On the 27th of October 1553, an uneasy and unshaven man wearing a louse-ridden doublet limped wearily through the streets of Geneva, escorted by a squadron of archers. His look was that of a man who feels uneasy abandoned and alienated. The sad procession arrived at Champel Hill. Here the officials carried our character to a wooden stake surrounded by bundles of firewood that was still green and placed upon his head a crown of straw and foliage sprayed with sulphur. They secured his body to the stake using a steel chain, place the last of his books, “Cristianismi Restitutio”, in his arms and tied his body up with a thick rope.

 The executioner lighted the fire in his face and the prisoner let go a shriek that terrified those present. The green firewood used for the sacrifice ensured the torture lasted for a long time. Some of those that had witnessed the horrendous events threw dry firewood on the pyre in an attempt to mitigate the suffering of the prisoner.

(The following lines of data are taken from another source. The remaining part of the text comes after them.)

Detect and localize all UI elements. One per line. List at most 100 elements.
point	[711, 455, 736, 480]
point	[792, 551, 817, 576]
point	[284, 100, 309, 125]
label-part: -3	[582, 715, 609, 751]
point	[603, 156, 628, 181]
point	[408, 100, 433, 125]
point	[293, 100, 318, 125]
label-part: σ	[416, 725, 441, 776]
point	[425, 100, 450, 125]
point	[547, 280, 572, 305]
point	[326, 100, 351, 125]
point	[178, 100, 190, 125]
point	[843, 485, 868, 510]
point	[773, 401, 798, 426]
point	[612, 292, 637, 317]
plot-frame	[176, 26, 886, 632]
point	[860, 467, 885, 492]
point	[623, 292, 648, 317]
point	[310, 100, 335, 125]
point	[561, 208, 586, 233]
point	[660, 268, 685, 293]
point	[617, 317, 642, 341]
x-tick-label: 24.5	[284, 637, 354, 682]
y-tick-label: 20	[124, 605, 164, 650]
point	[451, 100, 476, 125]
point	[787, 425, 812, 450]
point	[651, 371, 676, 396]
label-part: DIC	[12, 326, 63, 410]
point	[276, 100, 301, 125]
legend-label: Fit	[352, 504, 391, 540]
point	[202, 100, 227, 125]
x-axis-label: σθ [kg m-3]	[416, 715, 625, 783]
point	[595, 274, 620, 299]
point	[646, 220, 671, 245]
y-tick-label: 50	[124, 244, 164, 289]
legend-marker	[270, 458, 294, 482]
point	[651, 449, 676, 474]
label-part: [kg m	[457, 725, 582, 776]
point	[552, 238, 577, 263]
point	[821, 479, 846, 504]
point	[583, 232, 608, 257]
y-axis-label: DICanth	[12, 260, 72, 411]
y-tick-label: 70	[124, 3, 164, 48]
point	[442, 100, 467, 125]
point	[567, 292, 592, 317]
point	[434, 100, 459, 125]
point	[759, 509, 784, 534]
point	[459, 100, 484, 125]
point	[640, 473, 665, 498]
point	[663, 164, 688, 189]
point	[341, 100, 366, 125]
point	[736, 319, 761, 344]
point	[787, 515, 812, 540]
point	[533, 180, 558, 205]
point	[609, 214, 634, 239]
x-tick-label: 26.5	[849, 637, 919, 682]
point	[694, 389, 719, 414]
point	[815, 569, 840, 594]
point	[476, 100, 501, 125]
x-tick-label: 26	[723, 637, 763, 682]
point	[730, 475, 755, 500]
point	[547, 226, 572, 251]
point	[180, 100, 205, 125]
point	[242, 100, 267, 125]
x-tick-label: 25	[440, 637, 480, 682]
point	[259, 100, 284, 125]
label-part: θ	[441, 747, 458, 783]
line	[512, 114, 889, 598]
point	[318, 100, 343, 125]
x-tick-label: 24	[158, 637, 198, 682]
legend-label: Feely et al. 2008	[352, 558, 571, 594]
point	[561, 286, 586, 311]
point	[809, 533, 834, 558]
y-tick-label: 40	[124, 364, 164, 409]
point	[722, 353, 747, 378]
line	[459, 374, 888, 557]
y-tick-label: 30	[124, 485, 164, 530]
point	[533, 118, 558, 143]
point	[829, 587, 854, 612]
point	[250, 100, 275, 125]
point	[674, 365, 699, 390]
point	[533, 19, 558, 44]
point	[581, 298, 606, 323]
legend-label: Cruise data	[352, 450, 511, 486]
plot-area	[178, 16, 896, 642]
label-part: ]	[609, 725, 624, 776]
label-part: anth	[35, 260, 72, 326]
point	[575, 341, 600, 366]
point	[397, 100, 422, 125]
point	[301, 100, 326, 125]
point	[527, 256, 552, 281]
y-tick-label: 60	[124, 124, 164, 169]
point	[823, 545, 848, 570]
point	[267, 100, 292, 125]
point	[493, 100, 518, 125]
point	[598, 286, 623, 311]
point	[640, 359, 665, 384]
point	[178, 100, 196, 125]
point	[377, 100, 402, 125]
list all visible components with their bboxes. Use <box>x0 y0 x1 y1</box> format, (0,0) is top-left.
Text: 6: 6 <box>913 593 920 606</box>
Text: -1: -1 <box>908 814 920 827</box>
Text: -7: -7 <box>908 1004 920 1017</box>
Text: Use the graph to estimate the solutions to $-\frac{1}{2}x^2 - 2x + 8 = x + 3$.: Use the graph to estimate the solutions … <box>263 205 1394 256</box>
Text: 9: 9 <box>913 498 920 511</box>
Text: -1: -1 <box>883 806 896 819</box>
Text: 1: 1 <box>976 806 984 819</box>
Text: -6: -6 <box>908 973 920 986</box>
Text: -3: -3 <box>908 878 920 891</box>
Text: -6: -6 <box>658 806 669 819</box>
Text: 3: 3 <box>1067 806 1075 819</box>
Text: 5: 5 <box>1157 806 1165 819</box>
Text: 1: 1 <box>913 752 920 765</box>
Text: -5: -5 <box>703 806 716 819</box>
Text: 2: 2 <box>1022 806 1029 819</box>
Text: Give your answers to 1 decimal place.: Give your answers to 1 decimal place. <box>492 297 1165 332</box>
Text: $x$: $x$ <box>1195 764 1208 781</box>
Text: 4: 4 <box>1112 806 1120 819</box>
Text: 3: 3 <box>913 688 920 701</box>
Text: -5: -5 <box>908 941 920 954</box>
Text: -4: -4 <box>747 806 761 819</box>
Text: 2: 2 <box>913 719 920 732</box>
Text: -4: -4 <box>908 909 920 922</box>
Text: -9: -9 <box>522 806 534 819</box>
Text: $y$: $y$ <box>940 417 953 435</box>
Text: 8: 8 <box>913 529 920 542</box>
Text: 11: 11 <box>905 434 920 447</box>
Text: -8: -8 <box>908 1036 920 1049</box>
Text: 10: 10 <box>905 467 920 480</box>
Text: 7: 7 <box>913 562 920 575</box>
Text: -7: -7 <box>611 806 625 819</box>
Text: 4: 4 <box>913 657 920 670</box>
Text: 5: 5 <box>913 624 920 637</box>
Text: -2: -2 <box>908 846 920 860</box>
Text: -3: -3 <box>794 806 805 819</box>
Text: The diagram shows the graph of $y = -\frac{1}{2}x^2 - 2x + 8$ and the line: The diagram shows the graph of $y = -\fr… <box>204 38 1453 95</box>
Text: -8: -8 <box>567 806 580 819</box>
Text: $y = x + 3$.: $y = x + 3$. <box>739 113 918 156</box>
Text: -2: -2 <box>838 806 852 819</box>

Spanish theologian and physician. His name in Spanish was Miguel Serveto. In his early years he came in contact with some of the leading reformers in Germany and Switzerland—Johannes Oecolampadius, Martin Bucer, Wolfgang Fabricius Capito, and probably Martin Luther. But he held views, concerning the Trinity in particular, that brought condemnation from the theologians of the Reformation as well as from those of the Roman Catholic Church. When he published De trinitatis erroribus (1531) and De trinitate (1532), the feeling of opposition was so strong that he assumed the name of Michel de Villeneuve, from the family home, Villanueva, and spent some time in Lyons, working on an edition of Ptolemy’s geography and other scientific works, then in Paris studying medicine. There he is said to have seen John Calvin.

 He became well-known for his ability in dissection and had unusual success as a physician; he discovered that some of the blood circulates through the lungs. From 1541 to 1553 he lived in the palace of the archbishop of Vienne as his confidential physician. When (1553) he had a work setting forth his ideas of Christianity secretly printed, investigation was begun by the Inquisition. Servetus, arrested, tried, and condemned, escaped from prison. Several months later, while making his way to Italy, he was seized in Geneva by Calvin’s order. There, after a long trial, in which John Calvin’s condemnation was a stern factor, he was burned on Oct. 27, 1553.

Very few know of Miguel Serveto and the documents that he has written in rejection of the Doctrine of the Trinity. I will put in a separate post some of his thoughts from his writing, “on the Errors of the Trinity.” Interestingly you cannot find any of his books published in English other than a copy by Earl Morse Wilbur which is in the libraries of Harvard Theological Seminary.